MLSys 2026: Speculative Decoding, Invited Talks & What's NextMLSys 2026：投机解码、特邀报告与未来展望

Created in May, 2026 · 2,113 words · 11 min read 创建于 2026 年 5 月 · 约 3,333 字 · 10 分钟阅读

2026 · mlsys speculative-decoding llm · research

MLSys 2026 (May 18–21, Bellevue, WA) just wrapped. This is my post-conference reading guide: the speculative-decoding papers worth your time grouped by theme, the invited-talk lineup, and a step back to think about where the next innovation cycle is heading.MLSys 2026（5 月 18–21 日，华盛顿州贝尔维尤）刚刚落幕。这是我的会后阅读指南：按主题分组的、值得一读的投机解码（speculative decoding）论文，特邀报告阵容，以及退后一步、思考下一个创新周期走向何方。

Disclaimer: This is a personal reading guide from an individual builder's perspective. All groupings, summaries, and opinions are my own; headline numbers are quoted from the papers' own abstracts.声明：这是一份来自个人 builder 视角的阅读指南。所有分组、总结与观点均为我个人所有；标题数字引自论文各自的摘要。

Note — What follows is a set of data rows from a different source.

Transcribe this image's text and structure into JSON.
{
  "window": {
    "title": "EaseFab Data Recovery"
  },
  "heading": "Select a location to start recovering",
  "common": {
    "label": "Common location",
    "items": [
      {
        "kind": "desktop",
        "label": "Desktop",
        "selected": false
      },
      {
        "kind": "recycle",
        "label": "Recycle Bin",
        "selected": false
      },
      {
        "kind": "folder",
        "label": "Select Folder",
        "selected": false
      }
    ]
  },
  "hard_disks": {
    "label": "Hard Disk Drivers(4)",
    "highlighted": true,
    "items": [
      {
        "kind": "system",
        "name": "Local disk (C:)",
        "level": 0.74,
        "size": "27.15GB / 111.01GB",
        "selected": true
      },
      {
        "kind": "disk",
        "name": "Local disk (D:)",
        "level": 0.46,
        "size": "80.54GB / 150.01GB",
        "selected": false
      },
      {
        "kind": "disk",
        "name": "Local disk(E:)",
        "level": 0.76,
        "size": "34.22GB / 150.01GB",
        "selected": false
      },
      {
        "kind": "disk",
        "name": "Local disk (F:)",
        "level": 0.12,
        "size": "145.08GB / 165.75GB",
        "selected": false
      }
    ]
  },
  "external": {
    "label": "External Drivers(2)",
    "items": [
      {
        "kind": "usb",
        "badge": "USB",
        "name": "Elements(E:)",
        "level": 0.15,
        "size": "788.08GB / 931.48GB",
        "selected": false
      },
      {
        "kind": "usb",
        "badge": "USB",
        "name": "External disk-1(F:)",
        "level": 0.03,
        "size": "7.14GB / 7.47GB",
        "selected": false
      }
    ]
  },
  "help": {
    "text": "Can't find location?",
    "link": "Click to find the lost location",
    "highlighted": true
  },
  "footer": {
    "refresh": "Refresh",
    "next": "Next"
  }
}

Speculative Decoding @ MLSys 2026

Speculative decoding (SD) is one of the loudest themes at MLSys 2026 — nine papers across the program, and the conversation has clearly shifted. It's no longer "does draft-then-verify work?" but "where does it actually pay off, and where is it an illusion?" Below I group the papers by the problem they attack. Each links to its MLSys page and arXiv preprint.

Note: SemiAnalysis's MLSys 2026 preview flags the same currents from the analyst side — speculative decoding for RL's long-tail rollouts, sparse attention moving into production, hardware/software co-design via disaggregation, and MoE-serving challenges.

All nine are Research Track papers. Per the MLSys 2026 calendar, the orals split across two sessions — LLM Training 2 (Wed, May 20) and LLM Serving 5 (Thu, May 21) — so I tag each below with its track and whether it targets LLM TRAINING or LLM SERVING.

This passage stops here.